Pendant quelques instants, Rodolphe regrette cette dernière parole, au vue de l'expression statufiée de la jeune femme. Mais celle-ci ne l'écoute déjà plus. Rapidement perdue dans ses pensées, il lui vient en tête des plans pour résoudre ce fâcheux problème de timing. Son objectif : partir de cette misérable terre pour atteindre les étoiles, sauf qu'une infime partie de son équipage est déjà en orbite. Un petit sourire asymétrique vint pincer le bas de sa joue. Implacable en affaire, elle expose ses exigences.

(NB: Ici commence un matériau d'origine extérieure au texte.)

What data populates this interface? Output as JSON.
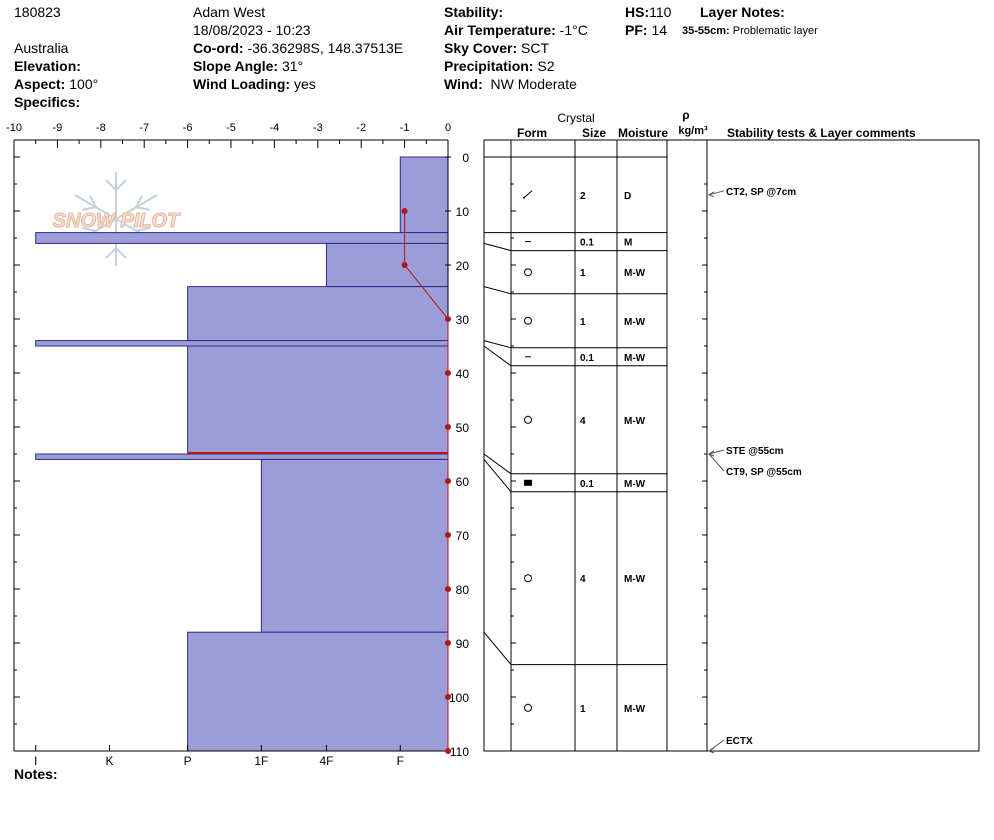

- Si ce n'est pas misérable... Vous autres immortels, vous ne savez même plus ce qui manque le plus à une personne qui vient de perdre quelqu'un.

- Et vous avez la solution ? Non parce que si c’est le cas, vous avez carte blanche.

- Bien, on va pouvoir s'entendre dans ce cas : Je veux les accès complets à son Alette, et un voyage tous frais payés au SEP!

- Au quoi ? Space Equator Palace ? Impossible ! En plus, vous savez mieux que personne que les Alettes sont spéciales à chaque employé, car elles s'adaptent à leur structure neuronale. C'est infalsifiable.

La tornade bleu se relève doucement, prenant de la hauteur pour bien lui faire remarquer qui est en position de force.

- En une semaine, je vous le ramène. Et vous n'aurez plus à reporter l'échéance du départ. Ce sont vos supérieurs qui seront ravis... et ainsi vous arrêterez de torturer le bout de vos doigts.

Rien ne semble lui échapper ! Oui, malgré les nombreuses séances chez l'hypnotiseur, Rodolphe ne peut s'empêcher de se ronger les ongles, qui rapetissent de mois en mois.

- Bien, vous avez gagné... mais que rien de notre accord ne sorte de ce bureau ! Allez voir Luka, il vous donnera les accès. Et si vous échouez, je pourrirais personnellement vos perspectives de conquête spatiale. Car contrairement à Alexandre... vous, vous n'êtes pas indispensable au projet.

- Ne dit-on pas : Heureux les ignorants ?

Sur ses quelques mots, Louise se retourne, laissant le sous-directeur, bêtement planté dans son siège.